If the story of Chile’s relative economic liberalisation is such a huge success story – is it not baffling that it remains so unpopular?

Not at all – unless you buy into the naïve assumption that popular ideas are popular because they ‘work’, while unpopular ideas are unpopular because they ‘don’t work’.

But if that were so, the world would be a very different place. There is a long list of policies that have failed multiple times, in many different versions, and that nonetheless remain hugely popular. This is because, as Ed West rightly points out,

“the best ideas don’t necessarily triumph; what matters are how much prestige ideas carry, how much they are associated with high status people, and how much social proof their believers have.”


Head of Political Economy

Dr Kristian Niemietz is the IEA's Head of Political Economy. Kristian studied Economics at the Humboldt Universität zu Berlin and the Universidad de Salamanca, graduating in 2007 as Diplom-Volkswirt (≈MSc in Economics). During his studies, he interned at the Central Bank of Bolivia (2004), the National Statistics Office of Paraguay (2005), and at the IEA (2006). He also studied Political Economy at King's College London, graduating in 2013 with a PhD. Kristian previously worked as a Research Fellow at the Berlin-based Institute for Free Enterprise (IUF), and taught Economics at King's College London. He is the author of the books "Socialism: The Failed Idea That Never Dies" (2019), "Universal Healthcare Without The NHS" (2016), "Redefining The Poverty Debate" (2012) and "A New Understanding of Poverty" (2011).

5 thoughts on “Neoliberalism in Chile – the unpopular success story”

  1. Posted 30/10/2019 at 23:08 | Permalink

    Is Dr Kristian Niemietz a fan of Ayn Rand at all?

  2. Posted 31/10/2019 at 18:41 | Permalink

    The Myth of the Rational Voter by Bryan Caplan illustrates why bad ideas remain popular.

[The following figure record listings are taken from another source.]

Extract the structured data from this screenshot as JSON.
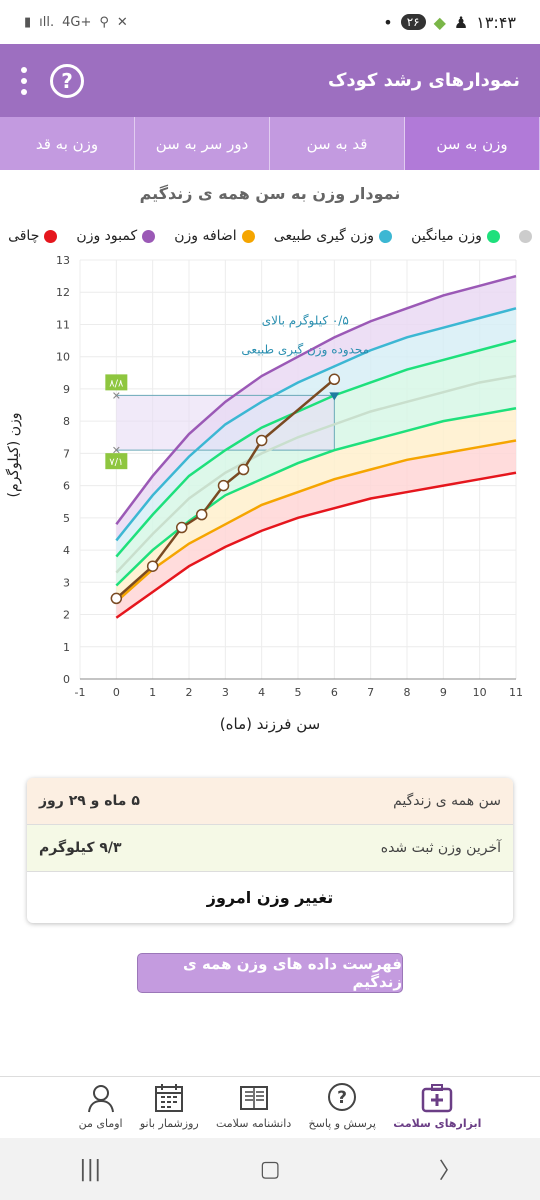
{
  "status_bar": {
    "time": "۱۳:۴۳",
    "notification_count": "۲۶",
    "network": "4G+",
    "icons": [
      "battery-icon",
      "signal-icon",
      "network-icon",
      "location-icon",
      "mute-icon",
      "app-icon",
      "person-icon",
      "dot-icon"
    ]
  },
  "app_bar": {
    "title": "نمودارهای رشد کودک",
    "help_symbol": "?"
  },
  "tabs": [
    {
      "label": "وزن به سن",
      "active": true
    },
    {
      "label": "قد به سن",
      "active": false
    },
    {
      "label": "دور سر به سن",
      "active": false
    },
    {
      "label": "وزن به قد",
      "active": false
    }
  ],
  "chart": {
    "title": "نمودار وزن به سن همه ی زندگیم",
    "xlabel": "سن فرزند (ماه)",
    "ylabel": "وزن (کیلوگرم)",
    "legend": [
      {
        "label": "چاقی",
        "color": "#e5161d"
      },
      {
        "label": "کمبود وزن",
        "color": "#9b59b6"
      },
      {
        "label": "اضافه وزن",
        "color": "#f5a500"
      },
      {
        "label": "وزن گیری طبیعی",
        "color": "#3cb7d3"
      },
      {
        "label": "وزن میانگین",
        "color": "#1ee07c"
      },
      {
        "label": "",
        "color": "#cccccc"
      }
    ],
    "annotation_line1": "۰/۵ کیلوگرم بالای",
    "annotation_line2": "محدوده وزن گیری طبیعی",
    "marker_upper": "۸/۸",
    "marker_lower": "۷/۱"
  },
  "chart_data": {
    "type": "line",
    "xlim": [
      -1,
      11
    ],
    "ylim": [
      0,
      13
    ],
    "x_ticks": [
      -1,
      0,
      1,
      2,
      3,
      4,
      5,
      6,
      7,
      8,
      9,
      10,
      11
    ],
    "y_ticks": [
      0,
      1,
      2,
      3,
      4,
      5,
      6,
      7,
      8,
      9,
      10,
      11,
      12,
      13
    ],
    "x_tick_labels": [
      "-1",
      "0",
      "1",
      "2",
      "3",
      "4",
      "5",
      "6",
      "7",
      "8",
      "9",
      "10",
      "11"
    ],
    "y_tick_labels": [
      "0",
      "1",
      "2",
      "3",
      "4",
      "5",
      "6",
      "7",
      "8",
      "9",
      "10",
      "11",
      "12",
      "13"
    ],
    "reference_x": [
      0,
      1,
      2,
      3,
      4,
      5,
      6,
      7,
      8,
      9,
      10,
      11
    ],
    "reference_series": [
      {
        "color": "#9b59b6",
        "values": [
          4.8,
          6.3,
          7.6,
          8.6,
          9.4,
          10.0,
          10.6,
          11.1,
          11.5,
          11.9,
          12.2,
          12.5
        ]
      },
      {
        "color": "#3cb7d3",
        "values": [
          4.3,
          5.7,
          6.9,
          7.9,
          8.6,
          9.2,
          9.7,
          10.2,
          10.6,
          10.9,
          11.2,
          11.5
        ]
      },
      {
        "color": "#1ee07c",
        "values": [
          3.8,
          5.1,
          6.3,
          7.1,
          7.8,
          8.3,
          8.8,
          9.2,
          9.6,
          9.9,
          10.2,
          10.5
        ]
      },
      {
        "color": "#c9dfcd",
        "values": [
          3.3,
          4.5,
          5.6,
          6.4,
          7.0,
          7.5,
          7.9,
          8.3,
          8.6,
          8.9,
          9.2,
          9.4
        ]
      },
      {
        "color": "#1ee07c",
        "values": [
          2.9,
          4.0,
          4.9,
          5.7,
          6.2,
          6.7,
          7.1,
          7.4,
          7.7,
          8.0,
          8.2,
          8.4
        ]
      },
      {
        "color": "#f5a500",
        "values": [
          2.4,
          3.4,
          4.2,
          4.8,
          5.4,
          5.8,
          6.2,
          6.5,
          6.8,
          7.0,
          7.2,
          7.4
        ]
      },
      {
        "color": "#e5161d",
        "values": [
          1.9,
          2.7,
          3.5,
          4.1,
          4.6,
          5.0,
          5.3,
          5.6,
          5.8,
          6.0,
          6.2,
          6.4
        ]
      }
    ],
    "child_series": {
      "color": "#7a4a22",
      "x": [
        0,
        1,
        1.8,
        2.35,
        2.95,
        3.5,
        4.0,
        6.0
      ],
      "y": [
        2.5,
        3.5,
        4.7,
        5.1,
        6.0,
        6.5,
        7.4,
        9.3
      ]
    },
    "highlight_band": [
      7.1,
      8.8
    ],
    "highlight_x_end": 6.0
  },
  "summary": {
    "age_label": "سن همه ی زندگیم",
    "age_value": "۵ ماه و ۲۹ روز",
    "weight_label": "آخرین وزن ثبت شده",
    "weight_value": "۹/۳ کیلوگرم",
    "change_button": "تغییر وزن امروز"
  },
  "list_button": "فهرست داده های وزن همه ی زندگیم",
  "bottom_nav": [
    {
      "label": "ابزارهای سلامت",
      "icon": "first-aid-icon",
      "active": true
    },
    {
      "label": "پرسش و پاسخ",
      "icon": "question-icon",
      "active": false
    },
    {
      "label": "دانشنامه سلامت",
      "icon": "book-icon",
      "active": false
    },
    {
      "label": "روزشمار بانو",
      "icon": "calendar-icon",
      "active": false
    },
    {
      "label": "اومای من",
      "icon": "profile-icon",
      "active": false
    }
  ]
}
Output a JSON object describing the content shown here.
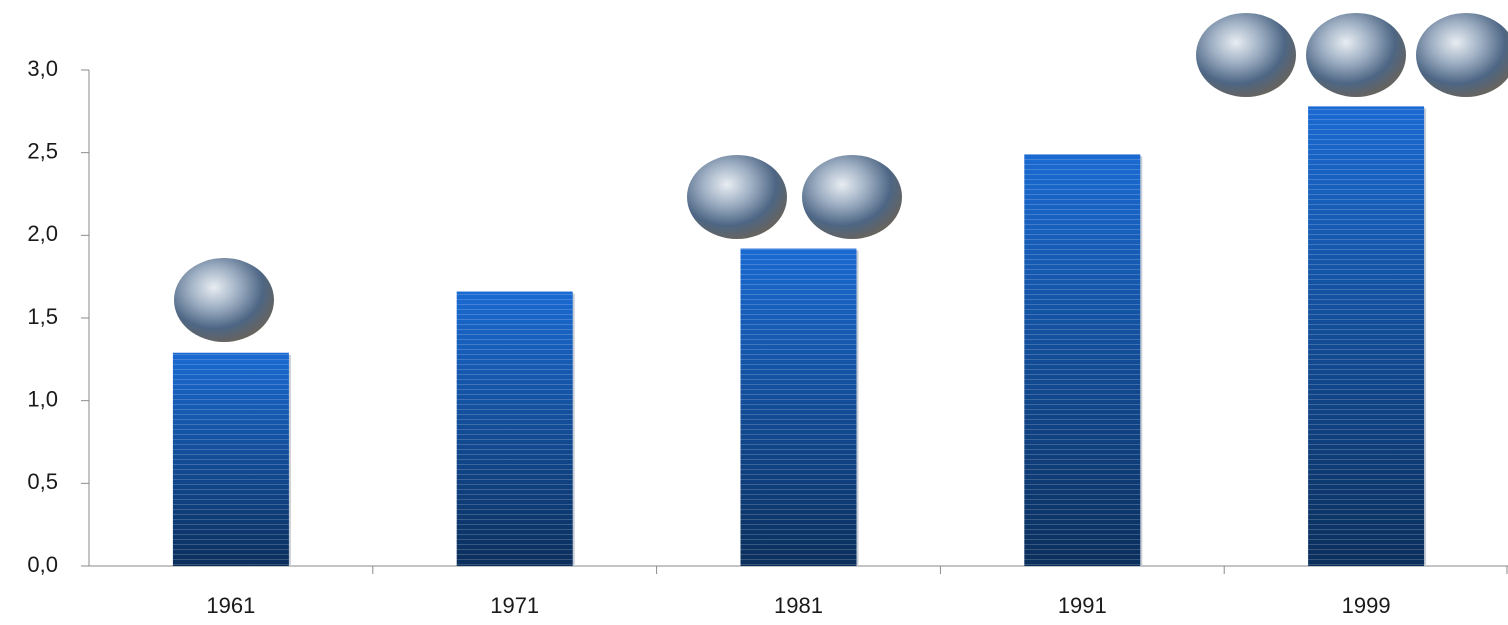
{
  "chart_data": {
    "type": "bar",
    "categories": [
      "1961",
      "1971",
      "1981",
      "1991",
      "1999"
    ],
    "values": [
      1.29,
      1.66,
      1.92,
      2.49,
      2.78
    ],
    "color": "#1a6ad2",
    "ylim": [
      0,
      3
    ],
    "yticks": [
      {
        "value": 0,
        "label": "0,0"
      },
      {
        "value": 0.5,
        "label": "0,5"
      },
      {
        "value": 1,
        "label": "1,0"
      },
      {
        "value": 1.5,
        "label": "1,5"
      },
      {
        "value": 2,
        "label": "2,0"
      },
      {
        "value": 2.5,
        "label": "2,5"
      },
      {
        "value": 3,
        "label": "3,0"
      }
    ],
    "grid": false
  }
}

  3. Posted 03/11/2019 at 11:09 | Permalink

    You people and your capitalism vs communism. XD
    It’s about not wanting a society where some live in luxury that escapes the imagination of any regular person, while others are born to barely survive, and most work to exahustion to pay their bills. In a country with horrible public transport, child services, public education, health and pensions systems, housing, etc…, a country with collusion among most big companies, helded by the economic and political elite. 1% of the people owns 26% of the wealth, and they own the goverment, the parlament and the media.
    And then you can add that Chile still lives in an authoritarian state in disguise. Maybe you got a glimpse these days of the obsene violence used against protesters, that were injured, tortured, raped and killed. That’s what happens when people time and time again over the years protest for some justice and equality in Chile. And then a small fixup, but nothing really changes. And rich people keep amassing wealth.
    It’s not about wanting socialism. Even if the right thinks it is, or if the few socialists wish it.
    They are not the movement.
    It’s about being a decent society.

  4. Posted 03/11/2019 at 22:00 | Permalink

    All the delusions of orthodox economics in one article backed with all the skewed statistics you’d expect from white male western privilege.

  5. Posted 04/11/2019 at 07:47 | Permalink

    What is a “decent society”? No inequality at all, or at a certain level? Who will politicaly decide?